Ver com o coração
Octávio Carmo, Agência ECCLESIA
Os dias que passam diante de nós surgem sempre com uma multiplicidade de imagens ligadas aos mais diversos sofrimentos da humanidade, uma constante da vida da terra. Fazemos instintivamente uma seleção dos acontecimentos a que dedicamos a nossa atenção e deixamos correr os outros, até porque nos parece insuportável carregar connosco tanta dor.

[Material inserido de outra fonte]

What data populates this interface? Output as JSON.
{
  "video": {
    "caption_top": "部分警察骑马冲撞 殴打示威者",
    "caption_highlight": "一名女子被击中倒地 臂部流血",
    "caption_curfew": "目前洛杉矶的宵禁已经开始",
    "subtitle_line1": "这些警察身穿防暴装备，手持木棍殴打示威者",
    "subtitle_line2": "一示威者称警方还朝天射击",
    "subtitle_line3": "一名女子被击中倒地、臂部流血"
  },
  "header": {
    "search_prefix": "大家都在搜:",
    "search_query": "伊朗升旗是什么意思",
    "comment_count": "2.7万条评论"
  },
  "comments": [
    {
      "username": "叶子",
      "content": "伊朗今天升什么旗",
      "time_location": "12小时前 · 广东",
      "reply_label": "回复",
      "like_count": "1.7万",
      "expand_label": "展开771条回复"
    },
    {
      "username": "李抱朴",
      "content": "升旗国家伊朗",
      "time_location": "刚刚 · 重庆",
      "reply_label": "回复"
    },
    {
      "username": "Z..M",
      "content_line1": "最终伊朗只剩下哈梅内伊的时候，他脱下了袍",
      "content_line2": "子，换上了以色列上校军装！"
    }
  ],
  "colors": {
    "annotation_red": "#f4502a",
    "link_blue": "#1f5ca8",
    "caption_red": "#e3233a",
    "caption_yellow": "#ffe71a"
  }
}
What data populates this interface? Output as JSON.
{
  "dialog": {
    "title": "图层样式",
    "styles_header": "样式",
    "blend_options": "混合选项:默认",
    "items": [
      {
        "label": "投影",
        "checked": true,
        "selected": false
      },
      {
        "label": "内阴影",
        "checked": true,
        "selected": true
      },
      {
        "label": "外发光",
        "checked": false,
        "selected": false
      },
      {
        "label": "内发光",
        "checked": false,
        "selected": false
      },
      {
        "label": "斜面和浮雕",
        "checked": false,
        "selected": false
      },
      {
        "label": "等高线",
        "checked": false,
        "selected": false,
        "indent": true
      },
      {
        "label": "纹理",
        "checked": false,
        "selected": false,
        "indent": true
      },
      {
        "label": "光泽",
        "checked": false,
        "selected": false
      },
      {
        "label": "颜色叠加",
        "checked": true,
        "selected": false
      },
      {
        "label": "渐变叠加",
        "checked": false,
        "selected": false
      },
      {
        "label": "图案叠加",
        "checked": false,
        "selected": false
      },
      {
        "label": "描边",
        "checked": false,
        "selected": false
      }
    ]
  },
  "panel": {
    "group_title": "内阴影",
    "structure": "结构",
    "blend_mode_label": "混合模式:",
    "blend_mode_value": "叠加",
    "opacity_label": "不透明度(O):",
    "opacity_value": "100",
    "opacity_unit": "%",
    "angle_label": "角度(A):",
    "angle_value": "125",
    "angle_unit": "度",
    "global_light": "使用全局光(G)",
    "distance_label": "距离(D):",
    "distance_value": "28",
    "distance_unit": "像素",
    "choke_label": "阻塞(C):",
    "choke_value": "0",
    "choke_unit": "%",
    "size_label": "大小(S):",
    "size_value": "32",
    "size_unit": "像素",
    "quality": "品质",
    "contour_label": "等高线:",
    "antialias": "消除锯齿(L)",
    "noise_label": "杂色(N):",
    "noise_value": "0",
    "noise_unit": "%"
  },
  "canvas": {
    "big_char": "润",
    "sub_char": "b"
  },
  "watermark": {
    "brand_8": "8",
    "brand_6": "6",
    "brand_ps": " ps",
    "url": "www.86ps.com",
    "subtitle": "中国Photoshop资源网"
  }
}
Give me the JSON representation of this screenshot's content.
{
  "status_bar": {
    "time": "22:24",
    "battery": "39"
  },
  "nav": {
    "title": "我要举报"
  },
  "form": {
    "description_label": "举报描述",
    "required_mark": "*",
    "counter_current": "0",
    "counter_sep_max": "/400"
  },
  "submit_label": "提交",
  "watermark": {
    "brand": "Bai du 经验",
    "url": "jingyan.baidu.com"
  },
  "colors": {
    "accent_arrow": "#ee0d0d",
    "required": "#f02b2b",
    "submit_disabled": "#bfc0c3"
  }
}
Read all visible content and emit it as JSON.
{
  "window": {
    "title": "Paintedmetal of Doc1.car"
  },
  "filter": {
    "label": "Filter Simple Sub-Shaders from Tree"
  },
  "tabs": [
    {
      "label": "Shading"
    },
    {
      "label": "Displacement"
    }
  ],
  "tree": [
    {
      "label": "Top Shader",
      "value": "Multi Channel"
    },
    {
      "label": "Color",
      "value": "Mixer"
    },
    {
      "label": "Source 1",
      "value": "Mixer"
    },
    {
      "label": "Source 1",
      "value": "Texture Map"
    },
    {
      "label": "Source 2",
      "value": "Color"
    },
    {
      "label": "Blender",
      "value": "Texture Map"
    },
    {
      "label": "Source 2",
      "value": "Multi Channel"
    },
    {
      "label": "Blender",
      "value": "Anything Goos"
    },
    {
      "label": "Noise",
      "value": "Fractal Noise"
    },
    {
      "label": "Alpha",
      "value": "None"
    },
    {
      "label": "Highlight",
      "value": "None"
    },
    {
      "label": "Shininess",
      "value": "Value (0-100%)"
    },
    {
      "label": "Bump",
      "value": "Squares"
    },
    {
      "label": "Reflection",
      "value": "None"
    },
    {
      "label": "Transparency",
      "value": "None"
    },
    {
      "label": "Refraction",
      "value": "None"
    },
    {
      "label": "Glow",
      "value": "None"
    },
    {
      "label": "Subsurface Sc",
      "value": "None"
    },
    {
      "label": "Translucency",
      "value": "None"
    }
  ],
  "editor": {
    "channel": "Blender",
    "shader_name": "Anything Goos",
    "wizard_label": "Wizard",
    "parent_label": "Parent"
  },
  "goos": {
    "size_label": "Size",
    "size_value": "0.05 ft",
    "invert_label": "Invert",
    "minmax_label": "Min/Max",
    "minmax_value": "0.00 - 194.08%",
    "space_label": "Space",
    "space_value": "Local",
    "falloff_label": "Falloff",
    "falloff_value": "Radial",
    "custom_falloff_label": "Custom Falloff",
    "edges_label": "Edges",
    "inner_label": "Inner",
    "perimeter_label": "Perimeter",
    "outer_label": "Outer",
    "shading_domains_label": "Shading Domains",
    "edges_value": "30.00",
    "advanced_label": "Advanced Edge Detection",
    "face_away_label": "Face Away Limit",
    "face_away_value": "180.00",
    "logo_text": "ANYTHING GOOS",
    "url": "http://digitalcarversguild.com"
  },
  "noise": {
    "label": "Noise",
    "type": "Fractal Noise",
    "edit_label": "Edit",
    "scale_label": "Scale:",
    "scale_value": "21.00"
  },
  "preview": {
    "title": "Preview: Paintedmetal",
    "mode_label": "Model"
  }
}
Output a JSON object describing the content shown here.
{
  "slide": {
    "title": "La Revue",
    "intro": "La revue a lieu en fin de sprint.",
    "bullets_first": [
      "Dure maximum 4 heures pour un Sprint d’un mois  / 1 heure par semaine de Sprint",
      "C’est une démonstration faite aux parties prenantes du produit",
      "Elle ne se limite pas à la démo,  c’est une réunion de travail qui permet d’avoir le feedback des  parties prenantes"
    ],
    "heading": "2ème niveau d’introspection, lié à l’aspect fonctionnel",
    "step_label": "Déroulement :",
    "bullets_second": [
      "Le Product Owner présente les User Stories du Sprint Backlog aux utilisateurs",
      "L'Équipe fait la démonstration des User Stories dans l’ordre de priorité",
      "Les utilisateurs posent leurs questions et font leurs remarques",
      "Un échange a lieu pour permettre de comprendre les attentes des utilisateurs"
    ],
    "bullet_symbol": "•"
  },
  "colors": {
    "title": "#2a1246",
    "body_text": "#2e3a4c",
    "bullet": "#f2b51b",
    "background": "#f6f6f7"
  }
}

O apelo a construir ‘num só coração, uma só família humana’, feito pela Cáritas Portuguesa, na semana nacional de 2015, carrega consigo um enorme apelo à fraternidade, concreta e solidária, que vá para além dos sentimentos epidérmicos que o sofrimento alheio é capaz de causar (e mesmo assim nem sempre). Um chamamento a alargar o coração às fronteiras de todo o mundo, para ver em todos alguém como eu, portador da mesma dignidade e merecedor do mesmo respeito, em todas as circunstâncias.
Do ponto de vista interno, este desafio implica que os católicos tenham uma disponibilidade cada vez maior para ir ao encontro das “periferias” de que o Papa Francisco (num discurso felizmente seguido por cada vez mais responsáveis) tanto tem falado, dos dramas mais ou menos escondidos da existência, onde quer que eles se vivam, para levar uma palavra de conforto e esperança, com soluções de sentido e realização que permitam a concretização de sonhos e de futuro.
Este dinamismo transformador do mundo depende, ainda assim, daquilo que nos é dado a conhecer e da capacidade de denunciar o que precisa de ser mudado. No caso português, naturalmente, a atenção vai para a crise que se arrasta e para as suas evoluções e prometidas revoluções na Europa. Ver com o coração, digo eu, implica neste momento mais, muito mais do que discutir os cachecóis de Yanis Varoufakis.
Os novos messianismos ideológicos ou políticos impressionam-me pouco, confesso. Pessoalmente, interessa-me mais saber o motivo que leva eurodeputados de formações políticas ditas impolutas a abster-se de comentar situações de repressão e violência em países onde vivem centenas de milhares de portugueses e seus familiares. Desejo que a história não se repita, contrariando a célebre máxima ‘o que os olhos não veem, o coração não sente’. É preciso, todos os dias e cada vez mais, sobretudo nas cúpulas de decisão, aprender a ver com o coração e não com a carteira.